Die sollen die nächsten 20 Jahre ihre eigene Beerdigung organisieren.
Die Planung bis 2030, dieser Fünfjahresplan ist der erste Schritt.
Mao hatte ja auch so eine Planung. Nannte sich „großer Sprung nach vorn“.
Traf seine Landsleute bis ins Mark. Die Landwirtschaft wurde vernachlässigt.
Das hat bis zu 45 Millionen Landsleute das Leben gekostet. Sie sind verhungert.
Das ist die Dimension politischer Pläne, welche keine Rücksicht mehr auf die existentiellen Bedürfnisse der Menschen nehmen.

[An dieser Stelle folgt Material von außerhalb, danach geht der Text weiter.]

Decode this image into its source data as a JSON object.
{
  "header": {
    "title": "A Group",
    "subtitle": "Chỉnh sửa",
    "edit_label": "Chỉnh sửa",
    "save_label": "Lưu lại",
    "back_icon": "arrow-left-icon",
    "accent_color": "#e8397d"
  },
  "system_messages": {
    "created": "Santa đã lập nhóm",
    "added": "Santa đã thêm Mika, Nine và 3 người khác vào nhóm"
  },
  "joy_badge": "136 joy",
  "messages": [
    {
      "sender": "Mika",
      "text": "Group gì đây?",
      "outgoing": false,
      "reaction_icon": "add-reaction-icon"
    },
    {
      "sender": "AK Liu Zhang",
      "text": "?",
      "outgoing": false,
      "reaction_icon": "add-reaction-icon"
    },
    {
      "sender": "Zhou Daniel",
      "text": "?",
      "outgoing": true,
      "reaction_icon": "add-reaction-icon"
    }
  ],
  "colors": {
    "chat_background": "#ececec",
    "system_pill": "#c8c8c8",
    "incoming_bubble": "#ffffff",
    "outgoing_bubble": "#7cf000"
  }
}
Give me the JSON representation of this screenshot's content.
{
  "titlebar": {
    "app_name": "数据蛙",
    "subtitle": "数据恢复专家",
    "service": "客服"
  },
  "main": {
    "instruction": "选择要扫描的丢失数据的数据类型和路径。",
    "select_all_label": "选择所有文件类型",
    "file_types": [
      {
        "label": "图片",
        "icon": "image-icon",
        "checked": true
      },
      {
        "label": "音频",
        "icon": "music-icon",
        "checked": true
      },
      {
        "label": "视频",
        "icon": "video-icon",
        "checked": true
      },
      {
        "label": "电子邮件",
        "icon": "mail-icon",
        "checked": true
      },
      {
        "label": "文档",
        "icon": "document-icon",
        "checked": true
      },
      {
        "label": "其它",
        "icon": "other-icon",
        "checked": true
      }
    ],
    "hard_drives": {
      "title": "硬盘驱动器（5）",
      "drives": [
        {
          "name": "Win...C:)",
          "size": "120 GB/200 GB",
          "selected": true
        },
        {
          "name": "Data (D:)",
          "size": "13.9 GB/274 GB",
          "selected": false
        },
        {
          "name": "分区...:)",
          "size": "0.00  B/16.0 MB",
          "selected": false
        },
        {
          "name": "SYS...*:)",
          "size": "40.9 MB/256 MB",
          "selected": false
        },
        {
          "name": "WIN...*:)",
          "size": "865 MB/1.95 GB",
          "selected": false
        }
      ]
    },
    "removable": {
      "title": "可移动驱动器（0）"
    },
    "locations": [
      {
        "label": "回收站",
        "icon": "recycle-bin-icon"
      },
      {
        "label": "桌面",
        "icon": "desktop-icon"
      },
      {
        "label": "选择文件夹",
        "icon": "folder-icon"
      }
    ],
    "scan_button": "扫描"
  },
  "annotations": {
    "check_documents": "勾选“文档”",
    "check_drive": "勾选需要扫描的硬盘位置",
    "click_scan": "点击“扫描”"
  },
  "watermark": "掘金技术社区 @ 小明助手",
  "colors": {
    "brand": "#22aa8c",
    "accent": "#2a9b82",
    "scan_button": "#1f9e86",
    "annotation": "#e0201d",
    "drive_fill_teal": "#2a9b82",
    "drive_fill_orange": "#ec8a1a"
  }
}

Man darf nicht vergessen, dass das, was die Substanz „stark“ macht, wie Oliver Blume als Vorstandsvorsitzender der Volkswagen AG gegenwärtig formuliert, für nennenswerte Teile der Bevölkerung längst nicht mehr zählt. In ihrem sozialen Radikalismus gefallen sich vor allem die Parteigänger von Bündnis 90/Die Grünen darin, das dazu herausgehoben und insofern extern vorliegende Wissen kurzerhand für null und nichtig zu erklären. Sogar die IG Metall als die mitgliederstärkste Einzelgewerkschaft schlägt ohnehin schon seit den frühen 1990er Jahren die damit einhergehende Reflexionskraft einfach in den Wind. Es kommt dann nicht von ungefähr, wenn inzwischen eine ganze Industrie sich hierzulande dadurch existenziell äußerst bedroht sieht.
Dann müssen wieder Fahrzeuge bei VW ran, „Kübelwagen Reloaded“. Und Panzer. Drohnen. Hier wird nicht auf den Preis geschaut, der Steuerzahler übernimmt ALLES. Immer her damit, zahlt das „Sondervermögen“. Dann ist zwar nicht mehr von Wertschöpfung die Rede, aber egal: Arbeitsplätze bleiben ja erhalten, Osnabrück muss nicht schliessen, hurra. ^^
Wenn das alles so weitergeht arbeitet dann auch jeder Dritte wieder in der Rüstungsindustrie, der andere Dritte ist an der Ostfront und der andere Dritte ist im Versehrtenheim oder an der „Heimatfront“. Hatten wir alles schon mal. Und es kommt alles, alles wieder.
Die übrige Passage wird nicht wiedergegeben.